Tiago Fioreze / wikimedia

O investigador Emanuel Gonçalves afirmou, na Global Exploration Summit, que decorreu em Lisboa, que o oceano está ameaçado e que “agir é uma emergência”.

No evento que junta grandes nomes da exploração, investigação e conservação do planeta, Emanuel Gonçalves, especialista em biodiversidade e membro do conselho da Fundação Oceano Azul, lembrou que é necessário proteger o oceano pois este está “sob ameaça”.

As alterações climáticas, a poluição e a degradação de habitats foram apontadas pelo biólogo como os grandes perigos para a biodiversidade marinha.

O investigador e professor, que perguntou ao público “se os humanos são imaturos para cuidar do planeta”, admitiu que o conhecimento que existe “é suficiente” e que é necessário “mostrar o caminho aos políticos e empresários”.

“A conservação e os humanos têm de andar de mãos dadas, temos de conseguir alterar o paradigma onde para haver desenvolvimento económico é necessário haver degradação ambiental”, afirmou.

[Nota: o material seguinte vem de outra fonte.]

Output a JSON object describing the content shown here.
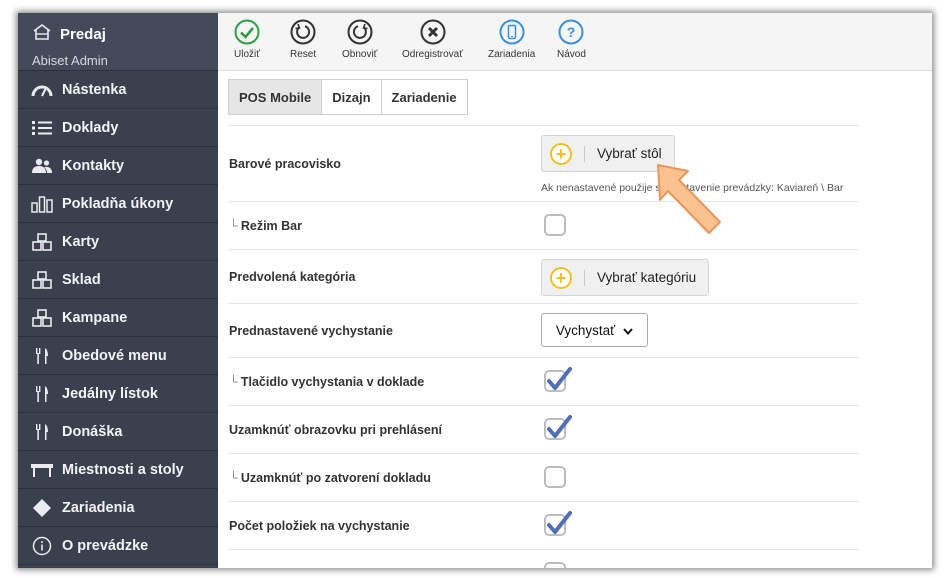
{
  "sidebar": {
    "brand_title": "Predaj",
    "brand_sub": "Abiset Admin",
    "items": [
      {
        "label": "Nástenka",
        "icon": "dashboard-icon"
      },
      {
        "label": "Doklady",
        "icon": "list-icon"
      },
      {
        "label": "Kontakty",
        "icon": "users-icon"
      },
      {
        "label": "Pokladňa úkony",
        "icon": "bars-icon"
      },
      {
        "label": "Karty",
        "icon": "cubes-icon"
      },
      {
        "label": "Sklad",
        "icon": "cubes-icon"
      },
      {
        "label": "Kampane",
        "icon": "cubes-icon"
      },
      {
        "label": "Obedové menu",
        "icon": "cutlery-icon"
      },
      {
        "label": "Jedálny lístok",
        "icon": "cutlery-icon"
      },
      {
        "label": "Donáška",
        "icon": "cutlery-icon"
      },
      {
        "label": "Miestnosti a stoly",
        "icon": "table-icon"
      },
      {
        "label": "Zariadenia",
        "icon": "diamond-icon"
      },
      {
        "label": "O prevádzke",
        "icon": "info-icon"
      }
    ]
  },
  "toolbar": {
    "save": "Uložiť",
    "reset": "Reset",
    "refresh": "Obnoviť",
    "unregister": "Odregistrovať",
    "devices": "Zariadenia",
    "help": "Návod"
  },
  "tabs": [
    "POS Mobile",
    "Dizajn",
    "Zariadenie"
  ],
  "form": {
    "bar_station_label": "Barové pracovisko",
    "bar_station_button": "Vybrať stôl",
    "bar_station_hint": "Ak nenastavené použije sa nastavenie prevádzky: Kaviareň \\ Bar",
    "bar_mode_prefix": "└",
    "bar_mode_label": "Režim Bar",
    "bar_mode_checked": false,
    "default_category_label": "Predvolená kategória",
    "default_category_button": "Vybrať kategóriu",
    "default_dispatch_label": "Prednastavené vychystanie",
    "default_dispatch_value": "Vychystať",
    "dispatch_button_prefix": "└",
    "dispatch_button_label": "Tlačidlo vychystania v doklade",
    "dispatch_button_checked": true,
    "lock_screen_label": "Uzamknúť obrazovku pri prehlásení",
    "lock_screen_checked": true,
    "lock_after_close_prefix": "└",
    "lock_after_close_label": "Uzamknúť po zatvorení dokladu",
    "lock_after_close_checked": false,
    "items_count_label": "Počet položiek na vychystanie",
    "items_count_checked": true
  },
  "colors": {
    "sidebar_bg": "#3a404d",
    "save_green": "#2e9e44",
    "blue_accent": "#3a8fd6",
    "plus_yellow": "#f0c020",
    "check_blue": "#4d6fb3",
    "arrow_orange": "#f5a05a"
  }
}
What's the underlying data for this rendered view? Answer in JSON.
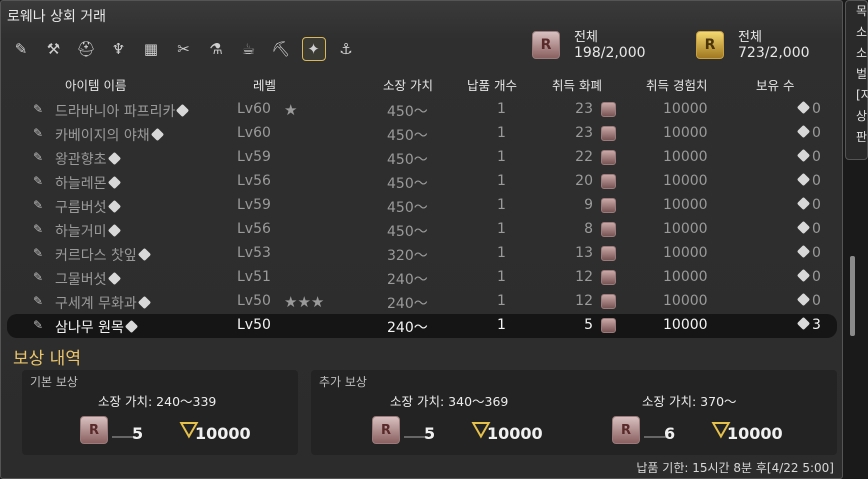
{
  "window": {
    "title": "로웨나 상회 거래"
  },
  "tools": [
    {
      "name": "tool-carpenter",
      "icon": "✎"
    },
    {
      "name": "tool-blacksmith",
      "icon": "⚒"
    },
    {
      "name": "tool-armorer",
      "icon": "⛑"
    },
    {
      "name": "tool-goldsmith",
      "icon": "♆"
    },
    {
      "name": "tool-leatherworker",
      "icon": "▦"
    },
    {
      "name": "tool-weaver",
      "icon": "✂"
    },
    {
      "name": "tool-alchemist",
      "icon": "⚗"
    },
    {
      "name": "tool-culinarian",
      "icon": "☕"
    },
    {
      "name": "tool-miner",
      "icon": "⛏"
    },
    {
      "name": "tool-botanist",
      "icon": "✦"
    },
    {
      "name": "tool-fisher",
      "icon": "⚓"
    }
  ],
  "currency": [
    {
      "label": "전체",
      "value": "198/2,000",
      "icon": "R"
    },
    {
      "label": "전체",
      "value": "723/2,000",
      "icon": "R"
    }
  ],
  "headers": {
    "item_name": "아이템 이름",
    "level": "레벨",
    "collectability": "소장 가치",
    "delivery_count": "납품 개수",
    "currency": "취득 화폐",
    "exp": "취득 경험치",
    "owned": "보유 수"
  },
  "rows": [
    {
      "name": "드라바니아 파프리카",
      "level": "Lv60",
      "stars": "★",
      "collect": "450～",
      "count": "1",
      "currency": "23",
      "exp": "10000",
      "owned": "0"
    },
    {
      "name": "카베이지의 야채",
      "level": "Lv60",
      "stars": "",
      "collect": "450～",
      "count": "1",
      "currency": "23",
      "exp": "10000",
      "owned": "0"
    },
    {
      "name": "왕관향초",
      "level": "Lv59",
      "stars": "",
      "collect": "450～",
      "count": "1",
      "currency": "22",
      "exp": "10000",
      "owned": "0"
    },
    {
      "name": "하늘레몬",
      "level": "Lv56",
      "stars": "",
      "collect": "450～",
      "count": "1",
      "currency": "20",
      "exp": "10000",
      "owned": "0"
    },
    {
      "name": "구름버섯",
      "level": "Lv59",
      "stars": "",
      "collect": "450～",
      "count": "1",
      "currency": "9",
      "exp": "10000",
      "owned": "0"
    },
    {
      "name": "하늘거미",
      "level": "Lv56",
      "stars": "",
      "collect": "450～",
      "count": "1",
      "currency": "8",
      "exp": "10000",
      "owned": "0"
    },
    {
      "name": "커르다스 찻잎",
      "level": "Lv53",
      "stars": "",
      "collect": "320～",
      "count": "1",
      "currency": "13",
      "exp": "10000",
      "owned": "0"
    },
    {
      "name": "그물버섯",
      "level": "Lv51",
      "stars": "",
      "collect": "240～",
      "count": "1",
      "currency": "12",
      "exp": "10000",
      "owned": "0"
    },
    {
      "name": "구세계 무화과",
      "level": "Lv50",
      "stars": "★★★",
      "collect": "240～",
      "count": "1",
      "currency": "12",
      "exp": "10000",
      "owned": "0"
    },
    {
      "name": "삼나무 원목",
      "level": "Lv50",
      "stars": "",
      "collect": "240～",
      "count": "1",
      "currency": "5",
      "exp": "10000",
      "owned": "3"
    }
  ],
  "selected_row": 9,
  "rewards": {
    "title": "보상 내역",
    "base": {
      "label": "기본 보상",
      "collect": "소장 가치: 240～339",
      "currency": "5",
      "exp": "10000"
    },
    "bonus": {
      "label": "추가 보상",
      "tier1": {
        "collect": "소장 가치: 340～369",
        "currency": "5",
        "exp": "10000"
      },
      "tier2": {
        "collect": "소장 가치: 370～",
        "currency": "6",
        "exp": "10000"
      }
    }
  },
  "footer": "납품 기한: 15시간 8분 후[4/22 5:00]",
  "side_panel": [
    "목",
    "소",
    "소",
    "벌",
    "[지",
    "상",
    "판"
  ],
  "colors": {
    "accent": "#e9c46a",
    "selected_border": "#d8b85a"
  }
}
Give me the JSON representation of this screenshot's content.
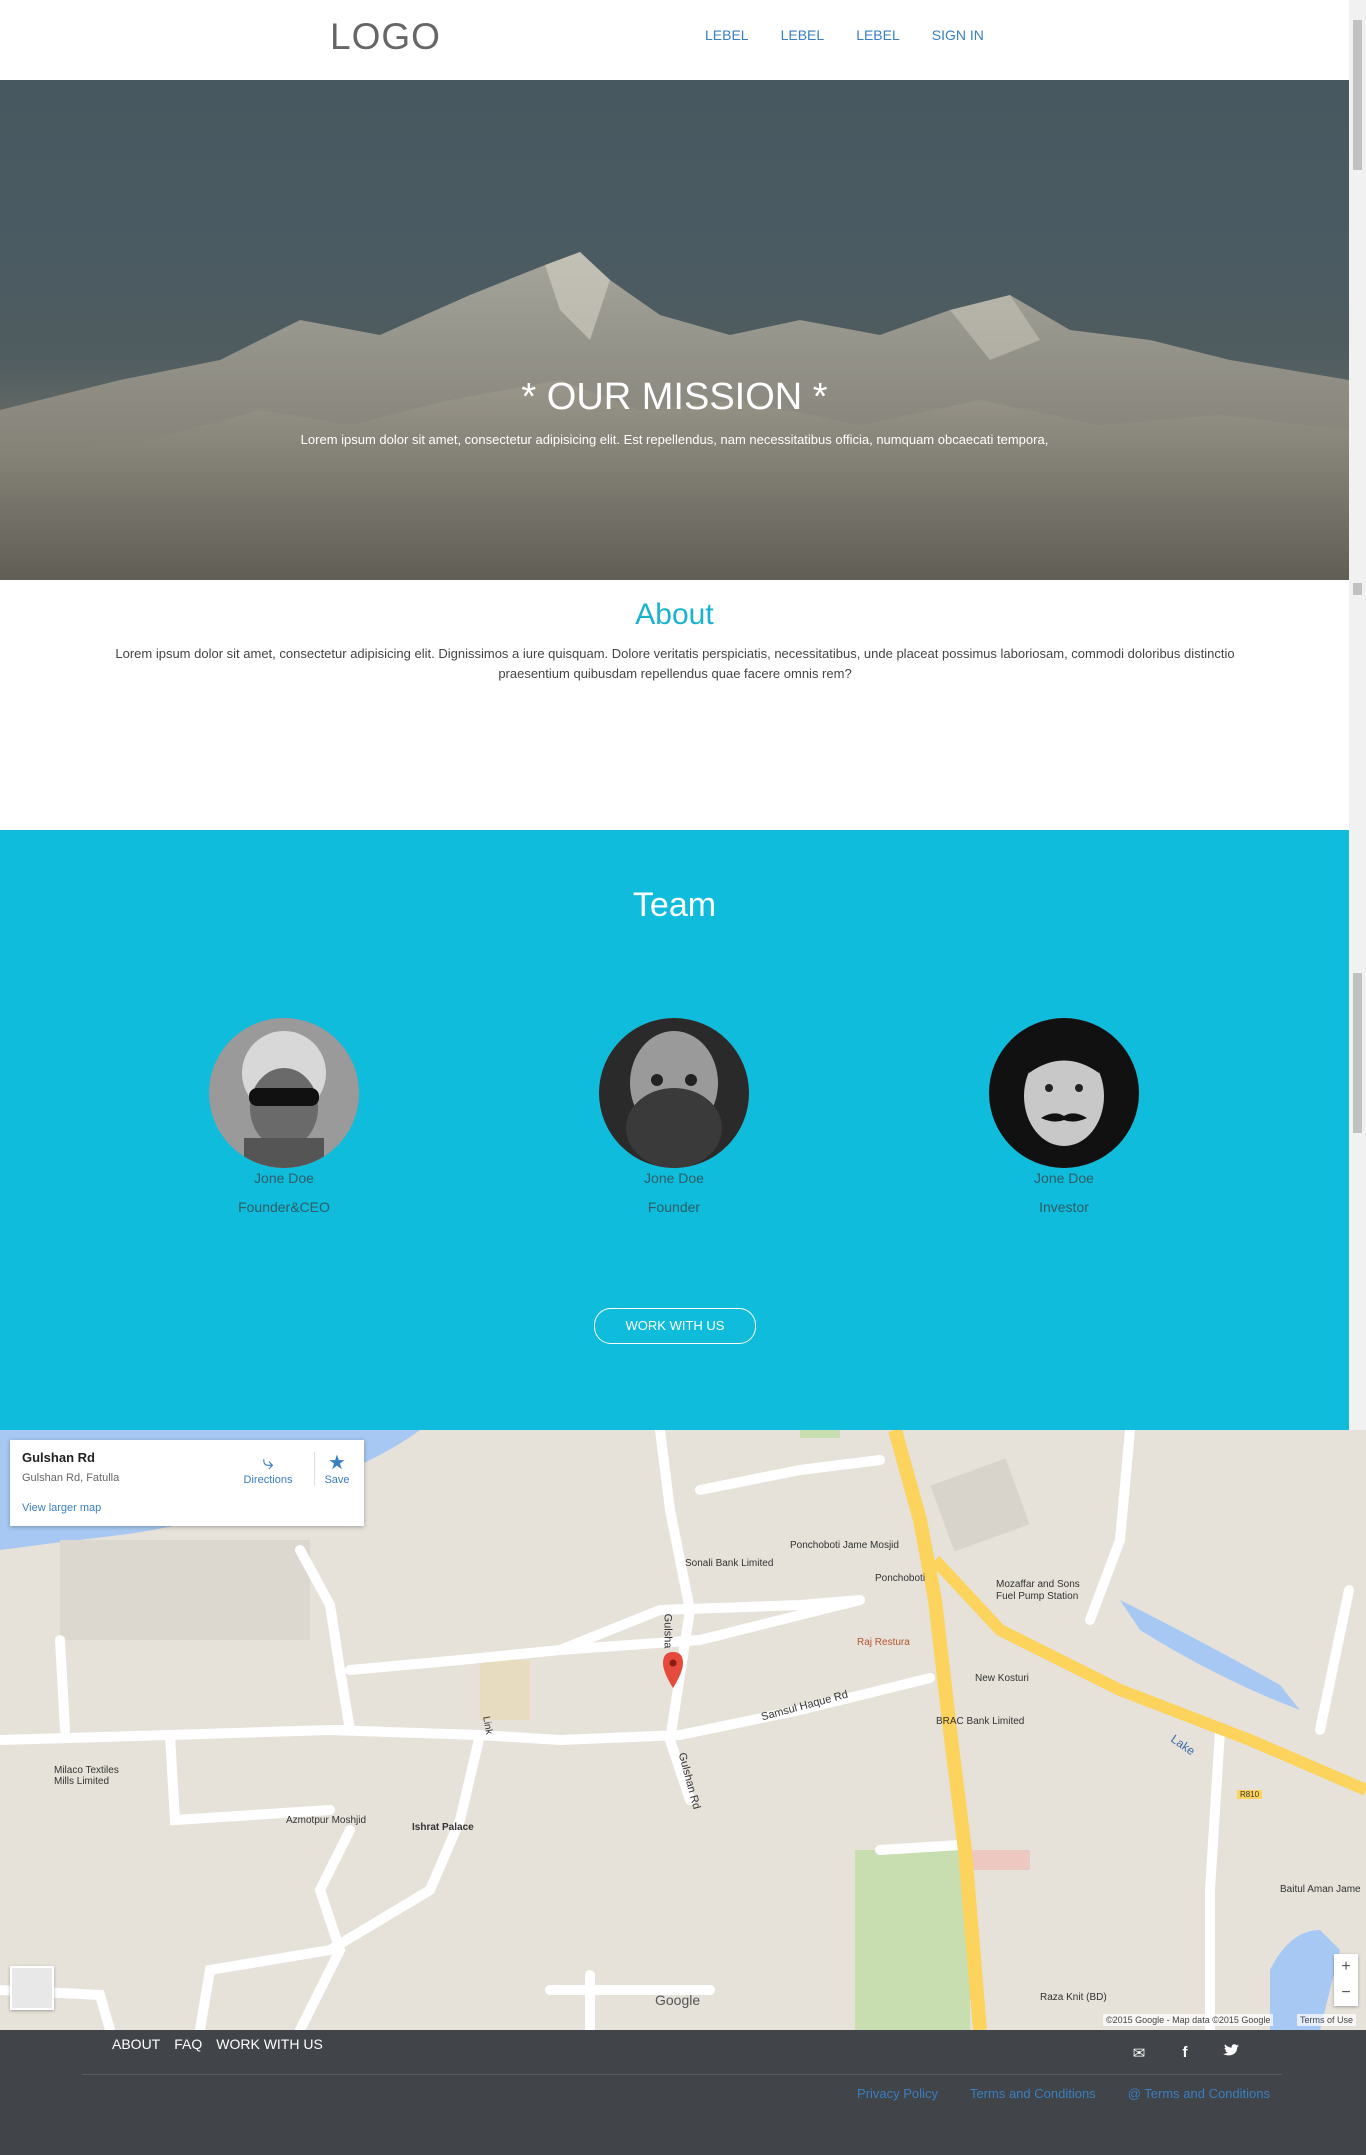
{
  "nav": {
    "logo": "LOGO",
    "links": [
      "LEBEL",
      "LEBEL",
      "LEBEL",
      "SIGN IN"
    ]
  },
  "hero": {
    "title": "* OUR MISSION *",
    "subtitle": "Lorem ipsum dolor sit amet, consectetur adipisicing elit. Est repellendus, nam necessitatibus officia, numquam obcaecati tempora,"
  },
  "about": {
    "heading": "About",
    "text": "Lorem ipsum dolor sit amet, consectetur adipisicing elit. Dignissimos a iure quisquam. Dolore veritatis perspiciatis, necessitatibus, unde placeat possimus laboriosam, commodi doloribus distinctio praesentium quibusdam repellendus quae facere omnis rem?"
  },
  "team": {
    "heading": "Team",
    "members": [
      {
        "name": "Jone Doe",
        "role": "Founder&CEO"
      },
      {
        "name": "Jone Doe",
        "role": "Founder"
      },
      {
        "name": "Jone Doe",
        "role": "Investor"
      }
    ],
    "button": "WORK WITH US"
  },
  "map": {
    "place_title": "Gulshan Rd",
    "place_subtitle": "Gulshan Rd, Fatulla",
    "larger_map": "View larger map",
    "directions": "Directions",
    "save": "Save",
    "labels": {
      "ponchoboti_mosjid": "Ponchoboti Jame Mosjid",
      "sonali_bank": "Sonali Bank Limited",
      "ponchoboti": "Ponchoboti",
      "mozaffar": "Mozaffar and Sons",
      "fuel_pump": "Fuel Pump Station",
      "raj_restura": "Raj Restura",
      "new_kosturi": "New Kosturi",
      "brac_bank": "BRAC Bank Limited",
      "milaco": "Milaco Textiles",
      "mills_limited": "Mills Limited",
      "azmotpur": "Azmotpur Moshjid",
      "ishrat": "Ishrat Palace",
      "samsul": "Samsul Haque Rd",
      "gulshan_rd": "Gulshan Rd",
      "gulshan_short": "Gulsha",
      "link": "Link",
      "lake": "Lake",
      "r810": "R810",
      "baitul": "Baitul Aman Jame",
      "raza_knit": "Raza Knit (BD)",
      "google": "Google"
    },
    "attribution": "©2015 Google - Map data ©2015 Google",
    "terms": "Terms of Use",
    "zoom_in": "+",
    "zoom_out": "−"
  },
  "footer": {
    "links": [
      "ABOUT",
      "FAQ",
      "WORK WITH US"
    ],
    "legal": [
      "Privacy Policy",
      "Terms and Conditions",
      "@ Terms and Conditions"
    ],
    "icons": [
      "mail-icon",
      "facebook-icon",
      "twitter-icon"
    ]
  },
  "colors": {
    "accent": "#1ab3cf",
    "team_bg": "#0fbcdb",
    "footer_bg": "#414448",
    "link": "#3a7fc1"
  }
}
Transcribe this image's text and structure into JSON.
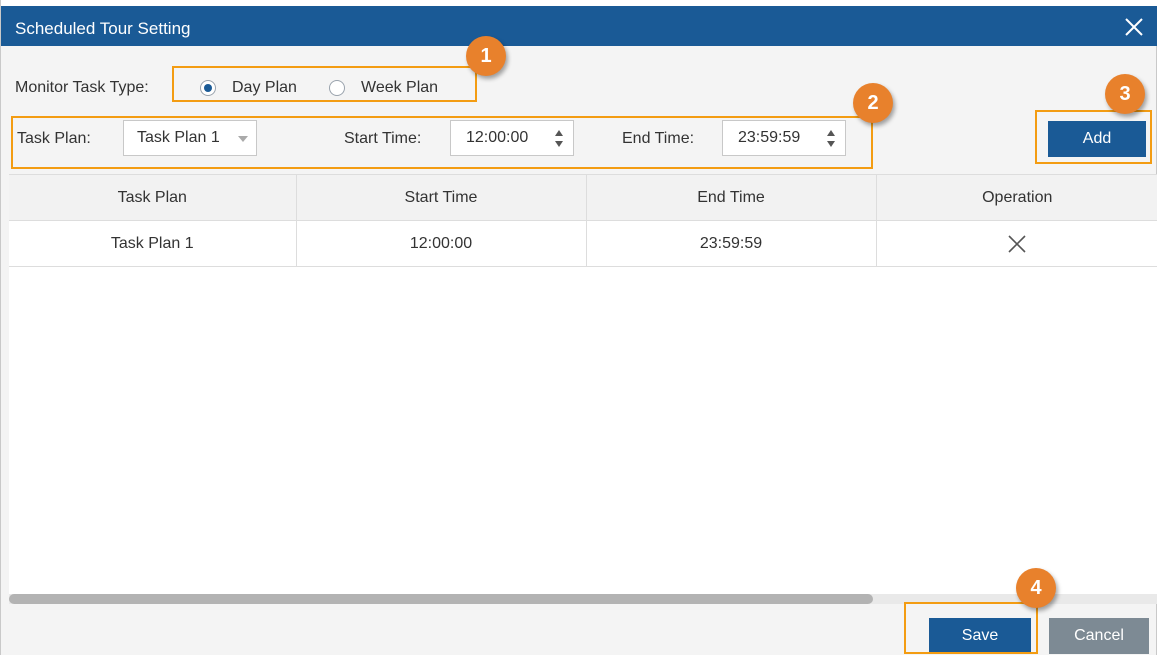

Para inverter esta realidade, Emanuel Gonçalves apontou três soluções que passam por “salvar o que sobrou, reconstruir o que foi que foi destruído e garantir que as actividades no oceano são sustentáveis”.

Estas são as bases do projecto Blue Azores, um programa de conservação marinha, que surgiu depois de uma expedição realizada em 2016 e que foi exposto hoje pelo orador.

Emanuel Gonçalves referiu que os Açores são uma zona de grande biodiversidade marinha, que conta com diferentes espécies de mamíferos marinhos, tartarugas, aves marinhas e de algas.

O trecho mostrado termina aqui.